So chances are that you were compiling ffmpeg when the build of vlc pulled in ffmpeg and started compiling ffmpeg at the same time? Don't compile dependencies in parallel. Let the build system figure it out.


----------



## sramaswamy (Jan 18, 2010)

Hi DutchDaemon,

Thanks for your quick response (You have always been extremely helpful). So coming back... I have also tried a 'make clean' followed by 'make install' but the same error persists. Is there any way out of this? There must be some (After all it is 'all files' on UNIX). Will re-fetching the ports all over again do the work?


----------



## DutchDaemon (Jan 18, 2010)

Try a `# make clean-depends` in the VLC port.


----------



## DutchDaemon (Jan 18, 2010)

Same problem?


----------



## sramaswamy (Jan 18, 2010)

Sorry. Was away... I did "make clean-depends". But still same problem


----------



## DutchDaemon (Jan 18, 2010)

Check the link above your post.


----------



## sramaswamy (Jan 18, 2010)

I did check the link.
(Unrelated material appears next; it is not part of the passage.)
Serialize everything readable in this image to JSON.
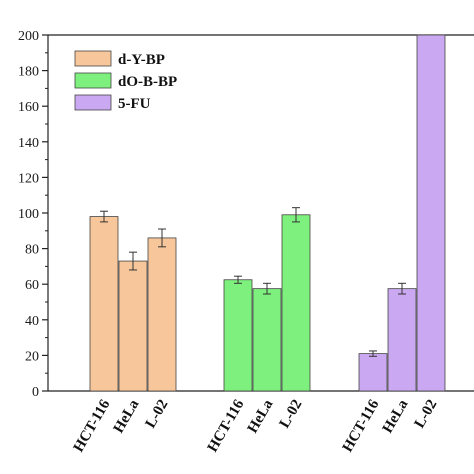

The problem in the link is the same. But I don't see a solution there.


----------



## crsd (Jan 19, 2010)

Problem here is in multimedia/v4l_compat port, which was recently updated to install include/linux/videodev2.h. You could try uninstalling it or moving include/linux/videodev2.h away when you are building ffmpeg.


----------



## DutchDaemon (Jan 19, 2010)

Possible fix:

http://www.freshports.org/commit.ph...1001191124.o0JBO44J039221@repoman.freebsd.org


----------



## sramaswamy (Jan 19, 2010)

I updated the ports. *PROBLEM SOLVED!!!* DutchDaemon Rocks! FreeBSD Rules! Thanks a lot! Keep up the excellent work!


----------